Last year, fisheries was forced to hand over the management of the vessels to the Navy, which had been unable to staff, maintain or operate the vessels.

This was done after Fisheries Minister Tina Joemat-Pettersson withdrew an R800m tender awarded to the Sekunjalo Consortium to operate and maintain the research and patrol vessels.

The move followed allegations of corruption related to the deal.

The fisheries department will take over control of the vessels when the arrangement with the Navy ends at the end of this month.

A six-month contract was signed with Damen Shipyards as an "emergency measure" to start repair work on the more than three decades old Africana -  the country's big research vessel, as well as the Sarah Baartman - the high seas patrol vessel.

Apelgren-Narkedien said they were initially under pressure to get the Africana up and running by March for the pelagic fishing survey.

Scientists had since informed her the survey could be done in May.

Stop gap measure

"We said to Damen can you at least get the Afrikana, which is our main research vessel, never mind she's old, out to sea by the end of April. They said they can definitely do that," said Apelgren-Narkedien.

The Sarah Baartman would also be ready to sail by then.

Damen would complete repair work on the three smaller vessels.

Eighty percent of the repair work on the Ruth First, the Lillian Ngoyi and the Victoria Mxenge had already been done by another company.

"They [Damen] say they can have that [smaller vessels] ready in two to three weeks."

The department said the contracts would only last six months and was a stop gap measure, while the department was preparing to put out to tender a five-year contract for the maintenance and operations of the vessels.

A specialist would start work on 1 April to assist with the tender process.

"During the previous tender process there was a concern raised that the department had not engaged with specialists," said Apelgren-Narkedien.

She insisted the department was on track with all major research, a message conveyed to fishing company bosses who met Joemat-Pettersson on Wednesday morning.

Hake fiasco

The fishing company bosses described the meeting as a watershed moment.

It was the first time the group had sat around one table discussing problems facing the industry.

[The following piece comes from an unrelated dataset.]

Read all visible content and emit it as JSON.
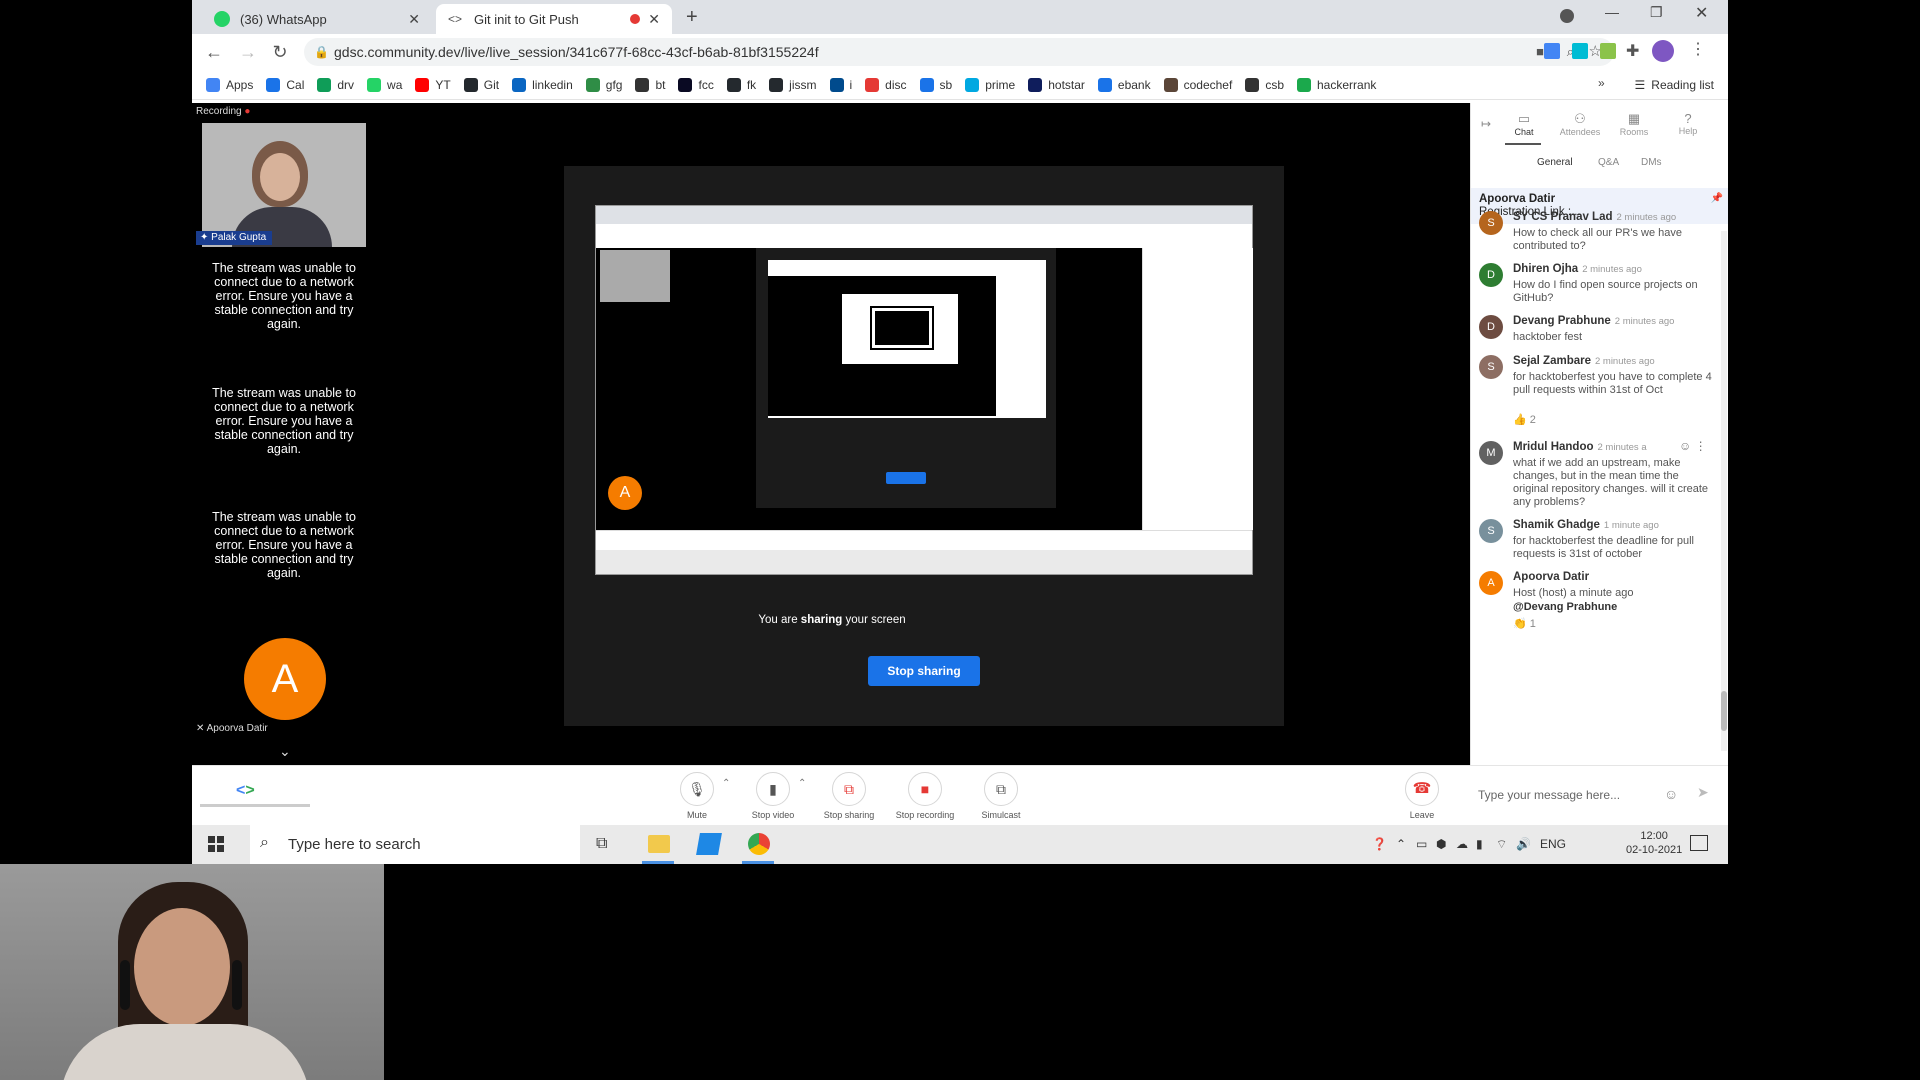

This included last year's hake certification fiasco, as well as the fisheries research and patrol vessels which remained docked at Simon's Town.

Joemat-Pettersson assured the company CEOs that processes were under way to address problems in the hake industry.

"We are certain the MSC [Marine Stewardship Council] hake certification will not be lost," she said.

Last year, the hake industry came close to losing its MSC certification, which meant fish caught in South African waters could not be sold under the MSC logo. This would have threatened South Africa's exports to Europe.

Criteria for MSC certification included a hake biomass survey, which was delayed as fisheries research vessels were not seaworthy. The department eventually chartered a privately owned fishing trawler so the department's scientists could do the survey.

Joemat-Pettersson told CEOs she was working hard to improve access for the industry to alternative markets.

The minister was set to sign an important agreement during next week's summit of Brics (Brazil, Russia, India, China, South Africa) countries.

"During the summit the department will be signing a trade agreement with the Russian government, to export South African fish stocks to the Russian market."